Five key measures announced by the Transition Committee

— The general direction of the measures announced involve an energy mix of nuclear power and new/renewable energy, a shift away from supply expansions and toward a policy focused on the demand side, and normalization of energy market mechanisms. The five key measures are as follows.

— (1) More realistic carbon-neutral policies and energy mix: Nationally Determined Contribution (NDC) targets should be respected, but action plans should be made more feasible via utilization of nuclear energy (i.e., an increased proportion of nuclear power generation via resumption of construction for no. 3 and no. 4 Shin Hanul plants; continued nuclear plant operations and an adjustment to utilization rates; higher renewable energy penetration and reduction in LNG power generation to rational levels)

— (2) Efficient demand management and an energy market based on competition and market principles: Strengthened independence and expertise of electricity committee; cost-based system for electricity rates; softening of the monopoly enjoyed by KEPCO via widening of scope for PPA permits

— (3) Restoration and export of the nuclear energy business ecosystem and development of energy-related new growth engines (solar/PV, window power, hydrogen): Strengthening of Korea-U.S. alliances; set-up of a counsel for nuclear energy exports (10 nuclear power plant order wins targeted)

— (4) Considering the supply chain crisis, inclusion of key minerals within the scope of resource security

— (5) Better energy welfare policies for the low-income class and reduction of coal-fired power generation 

Expectations for electricity rate hikes premature

— Key takeaway from the latest announcement is the plan for a cost-based policy in determining electricity rates.
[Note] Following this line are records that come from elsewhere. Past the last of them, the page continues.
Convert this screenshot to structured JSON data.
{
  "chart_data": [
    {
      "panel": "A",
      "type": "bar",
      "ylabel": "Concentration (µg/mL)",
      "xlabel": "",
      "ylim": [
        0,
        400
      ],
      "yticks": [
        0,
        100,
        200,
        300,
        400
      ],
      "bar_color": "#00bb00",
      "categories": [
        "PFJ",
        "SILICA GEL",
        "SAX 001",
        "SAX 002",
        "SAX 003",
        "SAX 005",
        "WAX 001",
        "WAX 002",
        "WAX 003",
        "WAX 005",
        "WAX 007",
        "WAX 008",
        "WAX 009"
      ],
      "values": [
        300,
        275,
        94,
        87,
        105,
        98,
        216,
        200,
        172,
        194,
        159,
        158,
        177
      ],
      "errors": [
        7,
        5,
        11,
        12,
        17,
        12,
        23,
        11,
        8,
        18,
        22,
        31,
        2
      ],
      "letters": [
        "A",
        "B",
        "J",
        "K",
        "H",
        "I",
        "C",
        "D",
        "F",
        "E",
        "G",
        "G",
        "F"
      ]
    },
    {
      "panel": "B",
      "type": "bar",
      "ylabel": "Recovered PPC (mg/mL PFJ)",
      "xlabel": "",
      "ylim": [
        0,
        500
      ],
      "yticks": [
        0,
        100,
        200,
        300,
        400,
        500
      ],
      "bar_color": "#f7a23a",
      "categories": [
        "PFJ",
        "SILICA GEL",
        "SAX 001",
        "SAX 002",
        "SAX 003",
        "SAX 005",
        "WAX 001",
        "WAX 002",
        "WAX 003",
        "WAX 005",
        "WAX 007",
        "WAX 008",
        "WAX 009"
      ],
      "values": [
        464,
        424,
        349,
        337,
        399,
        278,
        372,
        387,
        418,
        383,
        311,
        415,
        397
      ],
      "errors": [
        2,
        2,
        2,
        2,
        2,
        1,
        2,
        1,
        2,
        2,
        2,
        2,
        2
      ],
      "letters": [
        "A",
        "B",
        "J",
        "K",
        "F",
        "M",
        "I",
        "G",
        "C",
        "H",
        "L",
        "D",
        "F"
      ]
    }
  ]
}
Since KEPCO has been suffering huge losses due to soaring commodity prices, the statement by the Committee, that adverse practices, if left unchanged, would widen losses, have given way to expectations for rate hikes.

— However, the Committee stopped short of detailing reform plans, stating that inflationary pressure on consumer prices would have to be considered in the event of steep increases in electricity rates; such stance does not indicate any changes in direction from the existing system for determining electricity rates. The Committee also mentioned the need for internal self-rescue measures for reducing losses at KEPCO.